DRC miners blame international investors and activists for lack of progress – by William Clowes (Business Day – November 29, 2018)

https://www.businesslive.co.za/

Kinshasa — Democratic Republic of Congo’s (DRC’s) state mining company blamed international investors and anticorruption activists for the country’s lack of progress despite its vast mineral wealth.

Nongovernmental organisations including the Atlanta-based Carter Center and London-based Global Witness have accused Gecamines of failing to account for hundreds of millions of dollars paid to the state miner by the companies exporting copper and cobalt from the Central African nation.

Gecamines president Albert Yuma launched a report late Wednesday, rebutting the allegations and asserting that foreign producers are responsible for the industry’s meager contribution to national development. He pledged to renegotiate existing partnerships with foreign mining investors. Major miners active in DRC include Glencore and China Molybdenum.

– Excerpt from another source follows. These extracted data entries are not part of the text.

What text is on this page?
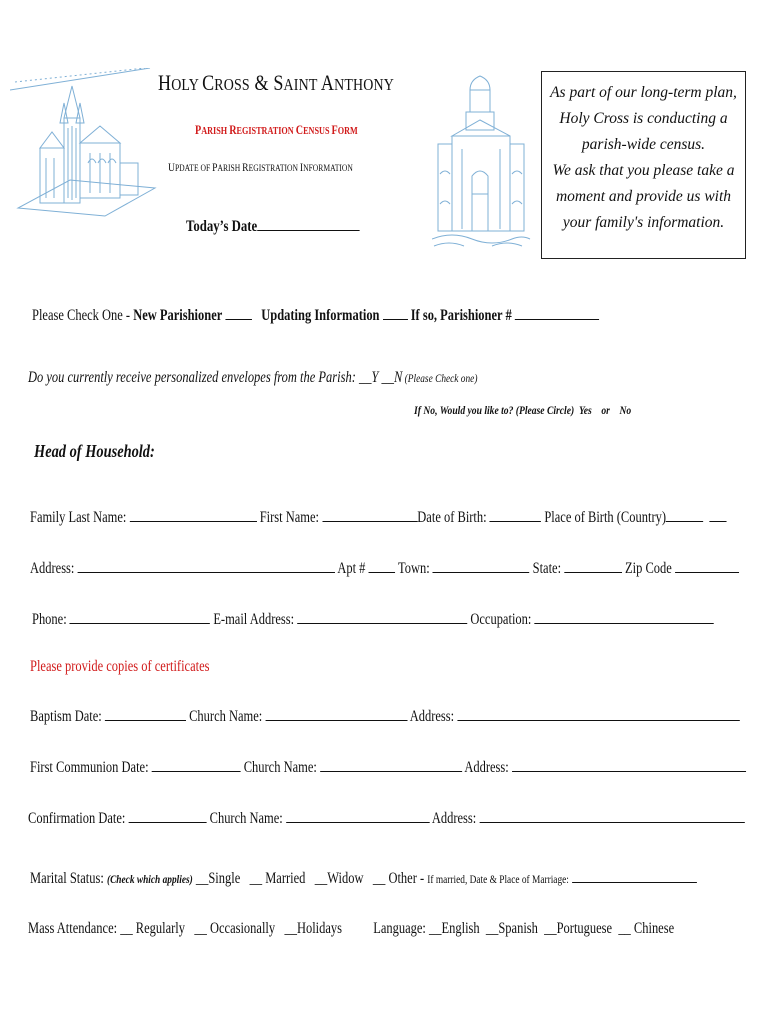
HOLY CROSS & SAINT ANTHONY
PARISH REGISTRATION CENSUS FORM
UPDATE OF PARISH REGISTRATION INFORMATION
Today’s Date
As part of our long-term plan,
Holy Cross is conducting a
parish-wide census.
We ask that you please take a
moment and provide us with
your family's information.
Please Check One - New Parishioner Updating Information If so, Parishioner #
Do you currently receive personalized envelopes from the Parish: __Y __N (Please Check one)
If No, Would you like to? (Please Circle) Yes or No
Head of Household:
Family Last Name:	First Name:	Date of Birth:	Place of Birth (Country)
Address:	Apt #  Town:	State:	Zip Code
Phone:	E-mail Address:	Occupation:
Please provide copies of certificates
Baptism Date:	Church Name:	Address:
First Communion Date:	Church Name:	Address:
Confirmation Date:	Church Name:	Address:
Marital Status: (Check which applies) __Single __ Married __Widow __ Other - If married, Date & Place of Marriage:
Mass Attendance: __ Regularly __ Occasionally __Holidays Language: __English __Spanish __Portuguese __ Chinese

“The sole objective” behind the allegations of mismanagement at Gecamines “is the destabilisation of the DRC to serve unhindered, in the name of pseudo-democratic ideals, foreign demand” for the country’s mineral riches, Yuma said.

DRC is Africa’s biggest copper producer and the world’s largest source of cobalt. The Carter Center said last November that almost $750m of royalties, signing bonuses and asset-sale proceeds due to Gecamines from deals with joint venture partners between 2011 and 2014 couldn’t be reliably tracked to the company’s accounts.